Previously ‘good’ school in Rochdale ordered to improve by education watchdog

A primary school previously rated as ‘good’ has been told it must improve by the education watchdog.

The verdict on Harwood Park Primary School, in Heywood, comes after a two-day inspection was carried out by Ofsted.

Officials praised the Hardfield Street school when it was last inspected more than three years ago – but it now has some work to do to get back on track.

An inspection report finds that, while teachers set high standards and have high expectations for pupils, ‘the quality of education is not good’.

Pupils’ attainment upon leaving the school last summer was described as ‘mixed’, with youngsters ‘not achieving well’ in reading, writing and mathematics compared to others nationally.

The report adds: “Leaders have been too slow to resolve weaknesses in the school’s curriculum. This means that there are gaps in pupils’ knowledge and skills in some subjects. 

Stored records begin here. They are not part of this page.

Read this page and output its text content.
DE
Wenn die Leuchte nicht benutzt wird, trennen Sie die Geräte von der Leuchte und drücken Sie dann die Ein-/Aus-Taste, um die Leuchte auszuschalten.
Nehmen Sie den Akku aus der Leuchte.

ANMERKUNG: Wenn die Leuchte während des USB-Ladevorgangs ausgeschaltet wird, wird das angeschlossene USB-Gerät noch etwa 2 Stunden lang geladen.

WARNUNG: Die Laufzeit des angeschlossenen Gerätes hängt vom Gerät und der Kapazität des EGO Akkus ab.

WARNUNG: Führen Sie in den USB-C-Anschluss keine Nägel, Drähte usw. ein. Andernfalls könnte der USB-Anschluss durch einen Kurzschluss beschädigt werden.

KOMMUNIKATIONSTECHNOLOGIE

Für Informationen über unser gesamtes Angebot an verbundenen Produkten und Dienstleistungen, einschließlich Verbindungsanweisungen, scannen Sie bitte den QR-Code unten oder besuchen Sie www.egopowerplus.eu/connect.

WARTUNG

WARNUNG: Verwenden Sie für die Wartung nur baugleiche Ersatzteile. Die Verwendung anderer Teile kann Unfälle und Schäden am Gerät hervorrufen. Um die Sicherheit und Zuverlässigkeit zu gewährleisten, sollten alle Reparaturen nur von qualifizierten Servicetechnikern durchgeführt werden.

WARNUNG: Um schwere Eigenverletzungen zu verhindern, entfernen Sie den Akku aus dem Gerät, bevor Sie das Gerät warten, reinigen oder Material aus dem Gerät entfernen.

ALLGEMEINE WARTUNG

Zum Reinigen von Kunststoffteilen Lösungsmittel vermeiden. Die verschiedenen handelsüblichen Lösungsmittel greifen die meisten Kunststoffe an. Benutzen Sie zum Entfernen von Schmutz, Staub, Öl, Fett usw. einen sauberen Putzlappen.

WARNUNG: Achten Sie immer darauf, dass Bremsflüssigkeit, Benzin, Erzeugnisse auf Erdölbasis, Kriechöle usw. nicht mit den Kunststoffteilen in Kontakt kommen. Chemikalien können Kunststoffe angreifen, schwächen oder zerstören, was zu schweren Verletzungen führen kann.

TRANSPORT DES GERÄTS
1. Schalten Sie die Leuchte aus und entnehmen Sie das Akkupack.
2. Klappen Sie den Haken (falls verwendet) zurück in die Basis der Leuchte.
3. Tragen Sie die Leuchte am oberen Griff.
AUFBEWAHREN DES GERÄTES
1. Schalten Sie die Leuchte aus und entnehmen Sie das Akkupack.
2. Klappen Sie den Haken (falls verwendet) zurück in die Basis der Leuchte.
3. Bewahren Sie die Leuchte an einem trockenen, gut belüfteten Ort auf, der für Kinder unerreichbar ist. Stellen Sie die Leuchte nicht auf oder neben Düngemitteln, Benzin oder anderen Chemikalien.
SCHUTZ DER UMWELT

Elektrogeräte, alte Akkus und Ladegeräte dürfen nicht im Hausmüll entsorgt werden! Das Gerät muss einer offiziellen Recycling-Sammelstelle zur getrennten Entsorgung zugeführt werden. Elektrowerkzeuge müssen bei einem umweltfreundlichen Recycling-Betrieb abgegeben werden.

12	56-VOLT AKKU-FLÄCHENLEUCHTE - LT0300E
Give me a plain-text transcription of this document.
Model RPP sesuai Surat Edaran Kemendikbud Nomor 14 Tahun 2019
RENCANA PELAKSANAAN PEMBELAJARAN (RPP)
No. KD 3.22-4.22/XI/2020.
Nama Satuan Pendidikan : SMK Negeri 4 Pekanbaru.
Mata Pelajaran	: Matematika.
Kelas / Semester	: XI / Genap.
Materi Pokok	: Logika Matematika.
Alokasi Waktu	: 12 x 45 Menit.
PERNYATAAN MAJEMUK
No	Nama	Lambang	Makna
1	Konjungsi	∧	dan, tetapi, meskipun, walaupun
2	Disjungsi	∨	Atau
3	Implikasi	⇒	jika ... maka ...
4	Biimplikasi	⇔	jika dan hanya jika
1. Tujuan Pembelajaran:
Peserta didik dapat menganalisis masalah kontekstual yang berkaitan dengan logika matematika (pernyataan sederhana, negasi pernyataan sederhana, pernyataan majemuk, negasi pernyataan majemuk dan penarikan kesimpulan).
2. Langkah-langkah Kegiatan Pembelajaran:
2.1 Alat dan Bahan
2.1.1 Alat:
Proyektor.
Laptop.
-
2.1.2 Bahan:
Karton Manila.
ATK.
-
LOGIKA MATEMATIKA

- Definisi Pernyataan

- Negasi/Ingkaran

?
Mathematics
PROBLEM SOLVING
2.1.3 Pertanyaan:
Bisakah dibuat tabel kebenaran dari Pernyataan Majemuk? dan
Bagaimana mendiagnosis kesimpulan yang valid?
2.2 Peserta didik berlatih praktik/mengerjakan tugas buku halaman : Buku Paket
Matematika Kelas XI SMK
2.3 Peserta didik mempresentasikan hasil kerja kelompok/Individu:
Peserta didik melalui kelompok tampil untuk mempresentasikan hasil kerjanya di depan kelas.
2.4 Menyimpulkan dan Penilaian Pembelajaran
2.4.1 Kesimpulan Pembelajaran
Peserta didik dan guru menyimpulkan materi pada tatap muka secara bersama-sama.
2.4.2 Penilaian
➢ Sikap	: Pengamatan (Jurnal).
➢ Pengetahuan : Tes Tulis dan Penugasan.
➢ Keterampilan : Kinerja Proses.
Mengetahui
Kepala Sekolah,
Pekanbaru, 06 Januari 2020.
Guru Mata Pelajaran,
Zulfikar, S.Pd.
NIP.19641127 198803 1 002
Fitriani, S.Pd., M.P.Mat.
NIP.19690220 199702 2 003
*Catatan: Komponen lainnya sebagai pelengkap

“As a result, pupils struggle to remember what they have been taught. They do not succeed as well as they could. This includes pupils with special educational needs and disabilities (SEND).”

Pupils learning was also said to not be ‘ordered well enough’ to build up their knowledge and understanding.

The report continues:  “While geography is stronger, in other subjects, teachers have little direction about what pupils should learn. 

“Teachers have not been provided with training to teach some subjects effectively. As a result, pupils’ knowledge is not secure and does not help them to understand new learning.”

Leaders have since put teachers in charge of each subject, but work to improve the quality of education is still at an early stage.
However, maths teachers were said to have ‘strong subject knowledge’ which develops pupils’ knowledge and skills well – including those with SEND.

There was also praise for the school’s new approach to handwriting, which was found to be having a ‘positive effect’ – with pupils’ work reflecting the ‘high expectations of most teachers’.

And pupils enjoy going to the school. They told inspectors that they felt safe and well cared for – and were proud of their achievements.
Bullying was not tolerated by teachers who were said to do everything they could to stop any incidents they came across.

Safeguarding was also found to be effective, with teachers well trained to spot signs that pupils may be at risk and aware of how to follow up any concerns.

Principal Amanda Davies said she welcomed the ‘many positives’ inspectors found and their recognition of the hard work being undertaken to improve matters.

She added: “We obviously find the judgement disappointing; we were inspected under the new framework which we’re still making the required transition to and we would have liked to have seen that reflected in the report. 

“We will continue working hard so that our pupils are given the best possible education and learning environment and we will prioritise the report’s recommendations.

“It is really pleasing that the inspectors clearly saw how happy our pupils are and I’m really proud to read that they feel well cared for by staff.”